2020年2月,有影响力的市场研究公司国际数据公司(IDC)预测,到今年年底,全球在智慧城市方面的支出将达到1240亿美元。该公司指出,这比2019年的支出增加了19%,预计投资的重点将包括“先进”公共交通、智能交通管理、智能照明和数据驱动的公共安全。在最近一项关于科技趋势的研究中,IDC指出,2020年,自我报告的消费者在科技产品上的支出总体增长了12%。IDC称,“2020年是科技领域发生迷人变化的一年,因为COVID-19……在每一个转折点上都使科技受益”。很明显,随着对面对面会议的封锁和众多限制,互联网设备成为许多人的生命线。所以我们得到了它。全球在智慧城市方面的支出已经飙升,现在又因COVID-19大流行而得到了火箭般的推动。这一转变促使信息和通信技术(ICT)的爱好者们对日益复杂的物联网(IoT)将在未来几年改变城市的方式赞不绝口。有什么不喜欢的呢?质疑这些发展似乎有些无礼。然而,考虑到所涉及的惊人金额,更不用说技术变革的快速步伐和物联网对实际生活在城市中的人们生活质量影响的不确定性,我想鼓励人们对“智慧城市”现在可能意味着什么进行更批判性的反思。智慧城市战略的好处真的如人们所说的那么好吗?作为这些创新的结果,谁是赢家,谁是输家?更大胆地说,我们是否需要超越传统的智慧城市思维?提出这些问题,我是在追随大卫•克利夫利(David Cleevely)的脚步。去年,克利夫利在《金融时报》上提出了以下问题:“为什么智慧城市被证明是如此难以实现?””[1]。他提出了许多深思熟虑的观点,并正确地强调了需要更多地关注发展合适的治理安排和商业模式,以指导智慧城市的努力。这本杂志的读者都很清楚,“智慧城市”这个词可能令人困惑,而且肯定存在争议。因此,时不时地重新审视一个基本问题是有用的:我们所说的智慧城市到底是什么意思?有些人可能会说,智慧城市只是一个使用电子方法和传感器收集数据,然后用于指导决策的城市。技术驱动变革的批评者会将这种立场视为naïve,充其量也就是对现代城市中权力关系的理解不足。他们中的一些人会争辩说,智慧城市这个词最好被理解为一个聪明的营销概念,旨在促进主要ICT公司的利益,这些公司在销售产品和获取公民的个人数据方面拥有既得利益。这些对大型ICT公司在智慧城市倡议中所扮演角色的担忧不能轻易被忽视。例如,Shoshana Zuboff在她的书《监视资本主义时代》(2019)[2]中展示了谷歌和Facebook等强大的高科技公司如何开发出从我们的个人数据中获取利润的复杂方法。在智慧城市计划方面,祖博夫特别担心的是,谷歌的母公司Alphabet公司目前正积极致力于引入与特定城市合作的“营利性”数据收集模式。她担心,除了在一些城市引入隐蔽监控系统所引发的令人担忧的隐私侵犯之外,公共资产和政府信息正在重生,成为商业公司可以利用的原材料,以谋取私利。从本质上讲,她担心数字公共领域正被私人力量操纵和滥用。在我的书《引领包容性城市》(Leading the Inclusive City, 2015)中的第11章[3],对智慧城市的修辞进行了剖析,并指出了一些需要避免的“数字危险区域”。请允许我在这里只提到其中的三个。首先,正如已经提到的,是对隐私的侵犯。不幸的是,2019冠状病毒病大流行加剧了人们对智慧城市实践这方面的担忧。在过去一年左右的时间里,全球范围内的数字监控出现了显著的增长。不仅仅是公民自由运动人士担心,在危机期间采取的加强公民监督的措施,可能会导致在特定的紧急情况过去很长一段时间后,仍然存在侵入性的监视。
本文章由计算机程序翻译,如有差异,请以英文原文为准。
From smart cities to wise cities

In February 2020, the International Data Corporation (IDC), an influential market research firm, predicted that global spending on smart cities would reach $124 billion by the end of the year. The company noted that this represented a 19% increase on 2019 spending and that the priorities for investment were expected to include ‘advanced’ public transit, intelligent traffic management, smart lighting and data-driven public safety.

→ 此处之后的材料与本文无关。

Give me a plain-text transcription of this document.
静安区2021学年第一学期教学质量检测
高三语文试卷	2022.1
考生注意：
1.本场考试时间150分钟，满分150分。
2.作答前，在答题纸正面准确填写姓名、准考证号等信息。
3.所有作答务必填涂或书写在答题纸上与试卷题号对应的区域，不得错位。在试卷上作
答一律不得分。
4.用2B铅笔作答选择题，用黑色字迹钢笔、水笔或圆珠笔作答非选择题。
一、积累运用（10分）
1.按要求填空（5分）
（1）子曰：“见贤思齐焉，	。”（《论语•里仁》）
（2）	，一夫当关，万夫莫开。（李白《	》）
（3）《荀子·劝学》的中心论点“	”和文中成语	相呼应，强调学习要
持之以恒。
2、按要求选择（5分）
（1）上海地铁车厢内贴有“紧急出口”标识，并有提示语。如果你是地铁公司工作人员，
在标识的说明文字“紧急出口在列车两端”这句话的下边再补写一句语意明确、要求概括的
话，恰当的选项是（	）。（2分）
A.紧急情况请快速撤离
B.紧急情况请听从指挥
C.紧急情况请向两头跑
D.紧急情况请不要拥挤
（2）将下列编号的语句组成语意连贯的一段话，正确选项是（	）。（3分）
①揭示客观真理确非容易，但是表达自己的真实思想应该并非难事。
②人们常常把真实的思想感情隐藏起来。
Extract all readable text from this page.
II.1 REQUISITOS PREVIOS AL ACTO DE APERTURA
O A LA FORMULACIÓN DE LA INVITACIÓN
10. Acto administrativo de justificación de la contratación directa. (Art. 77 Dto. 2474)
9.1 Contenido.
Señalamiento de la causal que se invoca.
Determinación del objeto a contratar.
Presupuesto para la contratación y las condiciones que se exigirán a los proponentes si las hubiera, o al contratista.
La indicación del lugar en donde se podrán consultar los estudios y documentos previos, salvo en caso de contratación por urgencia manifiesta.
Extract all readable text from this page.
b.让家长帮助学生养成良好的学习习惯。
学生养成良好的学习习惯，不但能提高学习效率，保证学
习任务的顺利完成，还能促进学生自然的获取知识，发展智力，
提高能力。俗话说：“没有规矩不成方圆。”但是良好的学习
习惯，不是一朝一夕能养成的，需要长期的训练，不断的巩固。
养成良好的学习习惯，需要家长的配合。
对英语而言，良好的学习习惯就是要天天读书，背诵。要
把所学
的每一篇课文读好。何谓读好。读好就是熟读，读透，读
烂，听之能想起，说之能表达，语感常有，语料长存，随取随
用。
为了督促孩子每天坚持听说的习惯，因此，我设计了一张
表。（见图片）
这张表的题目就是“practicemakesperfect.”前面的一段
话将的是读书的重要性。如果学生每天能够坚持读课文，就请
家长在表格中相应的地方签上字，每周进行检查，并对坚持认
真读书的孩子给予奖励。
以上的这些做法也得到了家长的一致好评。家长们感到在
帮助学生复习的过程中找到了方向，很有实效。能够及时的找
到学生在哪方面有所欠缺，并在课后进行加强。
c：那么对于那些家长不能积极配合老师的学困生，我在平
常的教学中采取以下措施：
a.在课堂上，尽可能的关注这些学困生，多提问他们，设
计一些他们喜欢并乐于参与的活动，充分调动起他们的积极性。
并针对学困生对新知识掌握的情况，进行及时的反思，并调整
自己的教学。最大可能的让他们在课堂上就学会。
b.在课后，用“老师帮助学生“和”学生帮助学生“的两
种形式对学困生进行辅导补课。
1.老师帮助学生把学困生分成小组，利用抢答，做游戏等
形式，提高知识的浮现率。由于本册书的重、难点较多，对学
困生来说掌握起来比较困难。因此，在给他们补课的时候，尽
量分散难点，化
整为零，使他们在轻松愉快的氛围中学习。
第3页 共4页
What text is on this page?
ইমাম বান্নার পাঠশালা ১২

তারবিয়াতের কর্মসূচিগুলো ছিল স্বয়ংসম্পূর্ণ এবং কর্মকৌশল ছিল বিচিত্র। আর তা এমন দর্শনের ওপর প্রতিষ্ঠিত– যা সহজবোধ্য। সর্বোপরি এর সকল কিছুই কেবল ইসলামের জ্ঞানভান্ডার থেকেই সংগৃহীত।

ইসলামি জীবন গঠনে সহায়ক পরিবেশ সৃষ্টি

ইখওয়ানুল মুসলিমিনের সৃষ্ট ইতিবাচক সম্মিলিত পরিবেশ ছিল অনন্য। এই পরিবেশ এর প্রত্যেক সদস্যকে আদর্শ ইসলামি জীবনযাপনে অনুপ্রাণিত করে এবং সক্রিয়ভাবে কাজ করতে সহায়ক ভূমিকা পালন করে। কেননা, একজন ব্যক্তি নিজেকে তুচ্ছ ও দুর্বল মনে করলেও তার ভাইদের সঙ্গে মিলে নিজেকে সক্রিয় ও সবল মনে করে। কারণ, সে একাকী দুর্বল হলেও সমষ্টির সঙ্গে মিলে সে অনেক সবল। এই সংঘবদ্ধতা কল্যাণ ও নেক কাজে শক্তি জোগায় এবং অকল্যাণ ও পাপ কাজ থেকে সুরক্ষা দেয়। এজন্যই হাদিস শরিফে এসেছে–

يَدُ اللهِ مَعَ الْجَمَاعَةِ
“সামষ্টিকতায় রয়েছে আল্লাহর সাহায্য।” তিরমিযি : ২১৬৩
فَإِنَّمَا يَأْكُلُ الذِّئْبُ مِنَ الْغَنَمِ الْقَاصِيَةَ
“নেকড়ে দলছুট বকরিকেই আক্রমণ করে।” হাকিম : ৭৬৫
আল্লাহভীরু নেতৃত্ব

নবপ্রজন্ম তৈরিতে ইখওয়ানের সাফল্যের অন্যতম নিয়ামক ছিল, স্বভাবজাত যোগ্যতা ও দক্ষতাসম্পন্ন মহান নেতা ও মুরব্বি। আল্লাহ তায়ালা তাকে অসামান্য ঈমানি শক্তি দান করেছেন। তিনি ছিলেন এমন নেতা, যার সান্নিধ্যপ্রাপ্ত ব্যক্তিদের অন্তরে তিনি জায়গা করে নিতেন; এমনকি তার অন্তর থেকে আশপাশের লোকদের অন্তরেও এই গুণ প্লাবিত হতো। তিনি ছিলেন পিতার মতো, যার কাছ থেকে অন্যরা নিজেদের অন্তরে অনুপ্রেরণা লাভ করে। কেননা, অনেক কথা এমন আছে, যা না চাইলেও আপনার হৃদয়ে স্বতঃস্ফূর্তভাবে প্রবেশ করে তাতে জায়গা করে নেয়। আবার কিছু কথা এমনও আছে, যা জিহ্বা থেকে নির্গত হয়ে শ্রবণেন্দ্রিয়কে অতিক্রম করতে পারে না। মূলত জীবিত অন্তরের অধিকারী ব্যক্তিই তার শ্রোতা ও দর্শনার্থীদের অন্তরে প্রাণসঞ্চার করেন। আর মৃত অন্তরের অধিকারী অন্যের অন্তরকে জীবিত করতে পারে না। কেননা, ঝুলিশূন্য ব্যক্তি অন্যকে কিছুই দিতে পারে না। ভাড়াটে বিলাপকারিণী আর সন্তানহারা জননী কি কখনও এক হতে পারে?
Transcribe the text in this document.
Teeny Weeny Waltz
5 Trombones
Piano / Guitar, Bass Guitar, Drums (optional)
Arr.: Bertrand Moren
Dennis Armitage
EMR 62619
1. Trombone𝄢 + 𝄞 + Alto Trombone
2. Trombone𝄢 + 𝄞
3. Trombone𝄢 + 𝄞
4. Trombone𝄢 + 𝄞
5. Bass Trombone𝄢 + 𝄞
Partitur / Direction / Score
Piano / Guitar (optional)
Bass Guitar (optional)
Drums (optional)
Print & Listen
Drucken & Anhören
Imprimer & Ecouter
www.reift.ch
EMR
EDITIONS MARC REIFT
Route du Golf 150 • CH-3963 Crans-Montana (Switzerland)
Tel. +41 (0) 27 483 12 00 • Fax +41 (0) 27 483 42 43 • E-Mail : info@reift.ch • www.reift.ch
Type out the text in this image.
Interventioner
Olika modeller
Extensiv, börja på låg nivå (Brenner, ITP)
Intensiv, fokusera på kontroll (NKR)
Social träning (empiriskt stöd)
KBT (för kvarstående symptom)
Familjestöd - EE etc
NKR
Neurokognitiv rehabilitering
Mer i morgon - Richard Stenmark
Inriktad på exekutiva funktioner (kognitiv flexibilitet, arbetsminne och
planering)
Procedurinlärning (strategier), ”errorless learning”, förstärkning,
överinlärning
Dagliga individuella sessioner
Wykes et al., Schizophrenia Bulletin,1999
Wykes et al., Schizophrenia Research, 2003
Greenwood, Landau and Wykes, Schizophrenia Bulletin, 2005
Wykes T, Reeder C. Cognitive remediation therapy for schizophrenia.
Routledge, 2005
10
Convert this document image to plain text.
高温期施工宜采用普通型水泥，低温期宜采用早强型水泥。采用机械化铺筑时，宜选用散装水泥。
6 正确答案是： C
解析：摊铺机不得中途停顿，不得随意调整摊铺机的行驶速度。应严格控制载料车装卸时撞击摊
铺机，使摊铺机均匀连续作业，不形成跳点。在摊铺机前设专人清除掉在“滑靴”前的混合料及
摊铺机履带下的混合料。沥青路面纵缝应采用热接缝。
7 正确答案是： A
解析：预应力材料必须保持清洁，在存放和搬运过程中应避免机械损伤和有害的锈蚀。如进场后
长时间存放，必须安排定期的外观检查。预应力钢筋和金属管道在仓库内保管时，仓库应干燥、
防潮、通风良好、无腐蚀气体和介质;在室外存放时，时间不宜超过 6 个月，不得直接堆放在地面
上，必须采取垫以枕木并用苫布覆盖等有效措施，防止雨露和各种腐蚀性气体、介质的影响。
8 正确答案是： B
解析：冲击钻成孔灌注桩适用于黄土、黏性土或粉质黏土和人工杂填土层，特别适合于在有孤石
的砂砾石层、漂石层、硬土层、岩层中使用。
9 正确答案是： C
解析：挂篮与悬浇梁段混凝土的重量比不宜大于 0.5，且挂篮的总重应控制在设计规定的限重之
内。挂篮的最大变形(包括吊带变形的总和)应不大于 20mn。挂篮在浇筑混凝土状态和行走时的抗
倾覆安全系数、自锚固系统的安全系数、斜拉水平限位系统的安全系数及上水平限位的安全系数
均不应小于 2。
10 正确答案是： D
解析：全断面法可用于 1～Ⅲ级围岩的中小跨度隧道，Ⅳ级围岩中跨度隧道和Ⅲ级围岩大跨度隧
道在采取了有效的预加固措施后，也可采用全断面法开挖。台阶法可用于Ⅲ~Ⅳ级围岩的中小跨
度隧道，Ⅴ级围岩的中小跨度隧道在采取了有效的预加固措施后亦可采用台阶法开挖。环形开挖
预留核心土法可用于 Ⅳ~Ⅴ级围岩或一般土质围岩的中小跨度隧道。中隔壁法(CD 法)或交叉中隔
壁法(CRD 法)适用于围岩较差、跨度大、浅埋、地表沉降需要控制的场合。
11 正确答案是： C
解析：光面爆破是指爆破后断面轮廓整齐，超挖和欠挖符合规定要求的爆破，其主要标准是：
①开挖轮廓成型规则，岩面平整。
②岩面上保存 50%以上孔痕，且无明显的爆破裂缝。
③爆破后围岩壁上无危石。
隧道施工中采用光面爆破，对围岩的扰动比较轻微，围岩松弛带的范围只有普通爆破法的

In a more recent study of tech trends, one that notes an overall increase of 12% in self-reported consumer spending on tech products during 2020, the IDC claims that ‘2020 was a year of fascinating change in the tech space as COVID-19 … benefitted tech at every turn’. It seems clear that with lockdowns and numerous restrictions on face-to-face meetings internet-enabled devices became a lifeline for many people.

So there we have it. Global spending on smart cities, already soaring upwards, has now been given a rocket boost by the COVID-19 pandemic. This shift has encouraged enthusiasts for Information and Communication Technology (ICT) to wax lyrical about the way the increasingly sophisticated Internet of Things (IoT) will transform cities in the next few years. What's not to like?

It may seem churlish to question these developments. However, given the astonishing sums involved, not to mention the rapid pace of technological change and uncertainty about the impacts of IoT on the quality of life of people actually living in cities, I want to encourage more critical reflection on what being a ‘smart city’ might now mean.

Are the benefits of smart cities strategies all they are cracked up to be? Who is gaining and who is losing as a result of these innovations? More ambitiously, do we need to move beyond traditional smart cities thinking?

In raising these questions I am following in the footsteps of David Cleevely who asked the following question in these pages last year: ‘Why are smart cities proving to be so hard to deliver?’ [1]. He makes a number of thoughtful observations and rightly highlights the need to pay more attention to the development of suitable governance arrangements and business models to guide smart cities efforts.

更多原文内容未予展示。